Ma torniamo al TG5.it...In streaming a 6Mbit tutto appare a scatti e flash (schermo nero/immagine, schermo nero/immagine) ....e con SAFARI il video e' talmente spezzettato che dopo i primi 42 monosillabi non si ha neppura la parvenza di una frase intera.

e allora andiamo sul TG1...la speranza c'e', ma i fatti non la supportano per niente: dopo 5 minuti ancora nulla...

No. Non pensarci nemmeno. 
Ti capisco: anche io ero un fan del  TG5.  Anche io ho sentito il dovere di informarli della falla! Dar loro un feedback costruttivo in qualita' di simpatizzante e consumatore.
Peccato che si sono dimenticati di mettere un link CONTACT US o simili...o forse in fondo fondo...parlano di noi quotidianamente ma...non hanno bisogno della nostra opinione?

ps
ma vediamo se il Gabibbo dice qualcosa...(dubito)

Jan 14, 2008

High fever in Manhattan


The days pass by one after the other and only now I realize what is going on around me. I feel I'm in the midst of two different worlds, once more, once again.
The question is always the same: where do I belong to? Do I belong to any place in particular? Do I belong to the people I care about, maybe more than any specific place? What is this drive for freshness that keeps me moving? Where am I running to? Will I ever get there? What if after running for so long I am not happy where I finally am? 6th visit to Manhattan, 1st one in bed with high fever...

Oct 6, 2007

holding up


Flash of a moment, an instant frozen in time.
Life is hard at VCU Brandcenter, it really is.
But every once in a while we are able to finally take a break.

I'm just loving it

Aug 23, 2007

till the last drop

1st class: creative thinking
ok oggi ho avuto 4 ore di lezione, la prima lezione con questo professore, una persona straordinaria, un afro-americano che nonostante mi aspettassi fosse un pazzo creativo e con la puzza sotto il naso (visto che ha un curriculum spaziale ed ha lavorato con dei brand incredibili..pepsi, nike etc)...si è dimostrato una persona molto molto sensibile.
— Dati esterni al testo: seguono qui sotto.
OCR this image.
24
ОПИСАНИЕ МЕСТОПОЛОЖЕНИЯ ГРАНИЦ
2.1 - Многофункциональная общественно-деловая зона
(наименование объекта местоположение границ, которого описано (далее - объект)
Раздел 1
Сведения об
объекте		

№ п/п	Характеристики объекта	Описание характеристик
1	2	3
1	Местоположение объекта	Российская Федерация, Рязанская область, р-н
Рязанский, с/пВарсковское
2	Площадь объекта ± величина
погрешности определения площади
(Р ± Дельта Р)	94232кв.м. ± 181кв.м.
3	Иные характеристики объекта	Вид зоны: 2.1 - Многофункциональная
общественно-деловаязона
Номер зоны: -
ci ha spiazzato tutti dall'inizio alla fine, le 4 ore sono volate. (solo all'inizio per esempio ci ha fatto chiudere gli occhi nel buio e fatto ascoltare un pezzo jazz di 9 minuti...le nostre lezioni inizieranno in maniera strana ogni volta)

quello che ha fatto la differenza però sono stati i ragazzi, siamo 25 per il mio corso di Communications Strategist e altri 25 per i Creative Brand Mangers....ci sono delle teste, sono creativi, sveglissimi, provenienti da tutte le zone della nazione + un gruppo di indiani, un thailandese, una spagnola, dei cinesi, il messicano... ecc.

Sririam, l'indiano nel disegnino qui spra (è la sua immagine su FACEBOOK) ci ha tolto il fiato. si è alzato al suo turno nella presentazione, e ci ha sorpresi tutti skippando i punti della sua presentazione personale e partendo invece a raccontarci (50 persone di fronte a lui e una telecamera) una antica storia indiana della loro mitologia.....
.....non ha mai finito di raccontarcela.

è scoppiato a piangere poco dopo sotto l'attenzione di tutti...rendendo ancora più difficile comprendere la sua già difficile pronuncia.
ma non c'era più bisogno delle parole.
come lui combatte per i suoi genitori che muoiono di fame, noi tutti ci siamo riconosciuti pieni di sogni e speranze trascinati dentro quella piccola stanza buia...insieme alle paure personali e le difficoltà da vincere

passione. capacità di essere deboli e creativi allo stesso tempo di fronte ad un pubblico cui si deve presentare la propria idea, anche idiota e senza speranza...per poi diventare più forti giorno dopo giorno..per 60 settimane...le nostre famose 60WEEKS.